Wir erfuhren also, dass der Großvater der Dame ursprünglich Anwalt war, dann aber in eine Filmfamilie einheiratete und sich dem Kino zuwandte - und im Jahre 1958 sogar mit einem Film auf der Berlinale vertreten war. Er war aber auch ein Frauenheld, so dass ihn sein Schwiegervater schließlich aus der mexikanischen Filmindustrie herausdrängte, woraufhin er diesen Film komplett in Kuba drehte (was im Nachspann auch noch einmal hervorgehoben wird), dabei allerdings, in bester B-Film-Manier, parallel gleich zwei Filme mit denselben Schauspielern verfertigte. Allerdings ging dann das Geld aus, während zur selben Zeit die Truppen Fidel Castros die Hauptstadt eroberten. Angeblich soll das belichtete Filmmaterial dann in einem Sarg außer Landes geschmuggelt worden sein. Da beide Filme unvollendet waren, behalf er sich damit, dass er Szenen aus dem einen in den anderen Film einfügte. Der Kassenerfolg blieb bei der Premiere 1961 allerdings aus. 2017 war das »Santo«-Jubiläumsjahr, was allerdings nicht bedeutete, dass die Filmrestaurierung auf breite Unterstützung stieß, der mexikanischen Cinematheque war das Ganze zu trivial, um es überhaupt zu zeigen (was sich nach der Einladung zur Berlinale allerdings änderte). Man konnte die Rednerin schon verstehen, wenn sie angesichts dieser wahnwitzigen Geschichten zu dem Schluss kam, die Entstehung des Films sei aufregender als der Film selber.
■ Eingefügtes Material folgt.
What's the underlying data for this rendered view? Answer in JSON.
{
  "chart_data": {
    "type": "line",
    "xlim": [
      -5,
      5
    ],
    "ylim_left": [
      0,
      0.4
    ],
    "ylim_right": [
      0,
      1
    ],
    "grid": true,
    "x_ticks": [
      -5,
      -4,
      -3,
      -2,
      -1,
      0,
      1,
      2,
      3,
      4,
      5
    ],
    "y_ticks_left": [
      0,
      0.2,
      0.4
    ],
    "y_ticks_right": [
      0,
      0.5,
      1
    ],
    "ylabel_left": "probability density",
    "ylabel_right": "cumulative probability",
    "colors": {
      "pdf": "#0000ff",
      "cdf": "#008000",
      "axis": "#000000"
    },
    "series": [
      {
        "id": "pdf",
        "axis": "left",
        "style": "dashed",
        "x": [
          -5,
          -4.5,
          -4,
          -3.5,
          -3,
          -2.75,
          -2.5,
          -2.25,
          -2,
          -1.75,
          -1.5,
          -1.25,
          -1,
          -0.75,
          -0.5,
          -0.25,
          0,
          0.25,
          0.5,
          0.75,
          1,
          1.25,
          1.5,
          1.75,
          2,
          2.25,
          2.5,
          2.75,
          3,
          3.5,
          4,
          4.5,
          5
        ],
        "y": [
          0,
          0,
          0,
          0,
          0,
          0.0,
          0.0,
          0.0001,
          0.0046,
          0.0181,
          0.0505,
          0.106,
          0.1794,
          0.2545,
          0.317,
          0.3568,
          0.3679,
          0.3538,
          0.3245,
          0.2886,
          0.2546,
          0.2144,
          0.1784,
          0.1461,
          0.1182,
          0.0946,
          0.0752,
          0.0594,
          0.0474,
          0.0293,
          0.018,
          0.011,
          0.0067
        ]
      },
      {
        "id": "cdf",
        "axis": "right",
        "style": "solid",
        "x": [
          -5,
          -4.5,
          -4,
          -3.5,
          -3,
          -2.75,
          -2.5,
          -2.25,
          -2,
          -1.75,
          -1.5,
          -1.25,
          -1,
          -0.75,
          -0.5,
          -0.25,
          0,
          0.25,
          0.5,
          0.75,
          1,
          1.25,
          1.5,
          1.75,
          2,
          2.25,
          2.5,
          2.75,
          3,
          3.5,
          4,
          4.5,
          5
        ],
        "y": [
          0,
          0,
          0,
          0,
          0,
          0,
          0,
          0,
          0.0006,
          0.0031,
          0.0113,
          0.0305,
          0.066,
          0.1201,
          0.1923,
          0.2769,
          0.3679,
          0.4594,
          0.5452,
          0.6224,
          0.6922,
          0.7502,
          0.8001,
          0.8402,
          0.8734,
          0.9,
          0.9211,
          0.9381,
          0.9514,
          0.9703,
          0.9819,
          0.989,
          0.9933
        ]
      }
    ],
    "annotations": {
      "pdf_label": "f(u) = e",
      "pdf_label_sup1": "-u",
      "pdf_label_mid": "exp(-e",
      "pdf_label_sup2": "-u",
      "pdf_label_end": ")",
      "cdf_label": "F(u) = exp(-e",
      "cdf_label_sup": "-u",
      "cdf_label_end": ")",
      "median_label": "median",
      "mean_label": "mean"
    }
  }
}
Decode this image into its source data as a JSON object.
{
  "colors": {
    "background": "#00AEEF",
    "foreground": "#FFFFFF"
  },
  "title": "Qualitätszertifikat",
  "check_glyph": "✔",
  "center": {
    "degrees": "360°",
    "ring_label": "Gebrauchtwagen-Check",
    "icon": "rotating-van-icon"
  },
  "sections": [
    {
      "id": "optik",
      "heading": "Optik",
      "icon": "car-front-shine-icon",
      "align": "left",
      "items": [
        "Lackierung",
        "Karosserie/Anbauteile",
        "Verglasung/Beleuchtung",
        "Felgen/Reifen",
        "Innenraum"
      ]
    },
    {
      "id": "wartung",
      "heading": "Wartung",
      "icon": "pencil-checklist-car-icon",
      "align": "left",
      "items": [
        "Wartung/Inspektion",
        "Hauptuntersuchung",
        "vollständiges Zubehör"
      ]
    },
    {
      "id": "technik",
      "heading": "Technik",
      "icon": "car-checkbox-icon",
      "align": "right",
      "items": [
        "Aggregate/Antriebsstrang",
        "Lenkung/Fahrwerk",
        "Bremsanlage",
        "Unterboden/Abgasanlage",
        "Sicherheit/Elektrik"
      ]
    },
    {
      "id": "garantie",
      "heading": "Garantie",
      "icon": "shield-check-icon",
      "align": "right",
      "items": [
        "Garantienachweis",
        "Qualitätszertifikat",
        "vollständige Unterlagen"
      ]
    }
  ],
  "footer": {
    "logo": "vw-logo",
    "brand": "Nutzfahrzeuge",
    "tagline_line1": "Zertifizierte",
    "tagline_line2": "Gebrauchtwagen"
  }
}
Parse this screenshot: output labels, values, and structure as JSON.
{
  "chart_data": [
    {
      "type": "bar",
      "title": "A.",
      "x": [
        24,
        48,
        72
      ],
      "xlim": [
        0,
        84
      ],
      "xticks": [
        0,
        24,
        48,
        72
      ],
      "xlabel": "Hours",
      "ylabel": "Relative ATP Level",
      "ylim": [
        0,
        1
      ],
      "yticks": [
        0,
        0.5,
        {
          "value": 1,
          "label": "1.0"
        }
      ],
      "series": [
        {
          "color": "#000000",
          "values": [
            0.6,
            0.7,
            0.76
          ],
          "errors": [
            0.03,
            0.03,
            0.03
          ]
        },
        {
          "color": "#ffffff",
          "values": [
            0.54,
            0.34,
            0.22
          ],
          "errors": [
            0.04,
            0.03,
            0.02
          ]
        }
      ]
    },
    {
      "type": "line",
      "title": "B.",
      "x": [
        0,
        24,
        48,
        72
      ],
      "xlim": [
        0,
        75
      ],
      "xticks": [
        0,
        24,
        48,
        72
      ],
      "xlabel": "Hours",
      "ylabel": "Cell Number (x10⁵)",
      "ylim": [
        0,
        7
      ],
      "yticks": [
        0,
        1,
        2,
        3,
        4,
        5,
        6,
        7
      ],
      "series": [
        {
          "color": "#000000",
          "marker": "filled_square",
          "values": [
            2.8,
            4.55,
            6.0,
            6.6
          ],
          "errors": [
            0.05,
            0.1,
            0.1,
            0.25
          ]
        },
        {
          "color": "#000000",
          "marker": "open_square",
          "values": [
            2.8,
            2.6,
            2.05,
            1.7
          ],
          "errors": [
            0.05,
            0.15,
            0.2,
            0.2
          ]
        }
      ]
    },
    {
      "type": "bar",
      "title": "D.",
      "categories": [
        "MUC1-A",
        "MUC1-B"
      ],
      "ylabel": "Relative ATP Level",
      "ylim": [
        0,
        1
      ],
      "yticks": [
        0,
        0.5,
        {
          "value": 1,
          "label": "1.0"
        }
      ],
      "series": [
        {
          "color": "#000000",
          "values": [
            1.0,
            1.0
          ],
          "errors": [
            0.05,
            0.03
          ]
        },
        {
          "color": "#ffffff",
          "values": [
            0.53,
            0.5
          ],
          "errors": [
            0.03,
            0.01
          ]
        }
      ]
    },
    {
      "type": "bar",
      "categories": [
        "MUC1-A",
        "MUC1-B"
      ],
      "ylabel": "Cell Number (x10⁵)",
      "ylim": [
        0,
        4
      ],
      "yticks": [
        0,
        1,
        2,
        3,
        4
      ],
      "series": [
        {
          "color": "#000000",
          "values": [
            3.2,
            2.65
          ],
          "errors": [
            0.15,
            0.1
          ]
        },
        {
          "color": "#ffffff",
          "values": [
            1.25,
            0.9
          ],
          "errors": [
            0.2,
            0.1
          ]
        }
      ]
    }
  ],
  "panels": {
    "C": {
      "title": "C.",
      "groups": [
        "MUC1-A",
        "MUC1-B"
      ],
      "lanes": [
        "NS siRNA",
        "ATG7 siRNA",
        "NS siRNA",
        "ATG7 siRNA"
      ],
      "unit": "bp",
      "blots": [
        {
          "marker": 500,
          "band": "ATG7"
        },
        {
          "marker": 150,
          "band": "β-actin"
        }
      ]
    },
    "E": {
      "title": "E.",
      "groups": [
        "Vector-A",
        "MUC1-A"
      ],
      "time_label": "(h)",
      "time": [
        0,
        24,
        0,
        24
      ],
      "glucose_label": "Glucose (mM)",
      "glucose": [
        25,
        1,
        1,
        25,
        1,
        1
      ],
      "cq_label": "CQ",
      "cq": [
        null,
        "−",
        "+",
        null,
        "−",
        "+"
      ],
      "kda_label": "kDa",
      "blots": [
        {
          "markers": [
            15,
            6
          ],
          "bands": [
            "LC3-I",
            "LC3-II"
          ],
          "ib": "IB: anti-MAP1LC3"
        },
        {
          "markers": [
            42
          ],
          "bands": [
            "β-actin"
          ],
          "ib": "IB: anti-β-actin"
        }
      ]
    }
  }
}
»Santo vs. Evil Brain« (so der internationale Titel) hat allerdings den Charme klassischer B-Filme, wozu auch gehört, dass wir es gleich mit zwei Maskierten zu tun haben – von Wrestlern ist trotz des entsprechenden Outfits nie die Rede, stattdessen wird »der Maskierte« (Santo kam erst nachträglich ins Spiel) einmal als »bester Mann der Polizei« bezeichnet, ein Undercover-Agent, der allerdings nicht über Superkräfte verfügt, sondern von der Übermacht dreier Gegner auch schon mal ausgeknockt wird. Auch sein erster Auftritt, in einer stillen Seitenstraße, ist nicht gerade starmäßig.

Die Geschichte handelt von einem angesehenen Arzt und Forscher, dem titelgebenden »Evil Brain«, der andere Forscher entführen lässt und eine geheime Formel (es geht um Zellregenerierung) an eine kommunistische Macht verkauft; zudem ist er besessen von seiner Sekretärin, die eigentlich mit seinem Assistenten verlobt ist. Zu den Höhepunkten des Films gehören seine verbalen Ausbrüche wie »Elsa gehört mir!« und »Das können sie mir nicht antun! Mir gehört die Welt!« Wenn Elsa sich am Ende über den sterbenden Schurken beugt, der sie halbherzig um Verzeihung bittet, tut sie das mit einer derartigen Anteilnahme, dass man denken könnte, sie sei tatsächlich in ihn verliebt gewesen. Dass Santo die Kugel des Schurken überlebt hat, erfährt man nur aus dem Gespräch zweier Polizisten – halbherzig ist der Film in vielerlei Hinsicht, eine willkommene Unterhaltung dennoch (zu überprüfen am Samstag, den 24.2., wenn er um 22.30 Uhr im Delphi noch einmal zu sehen ist).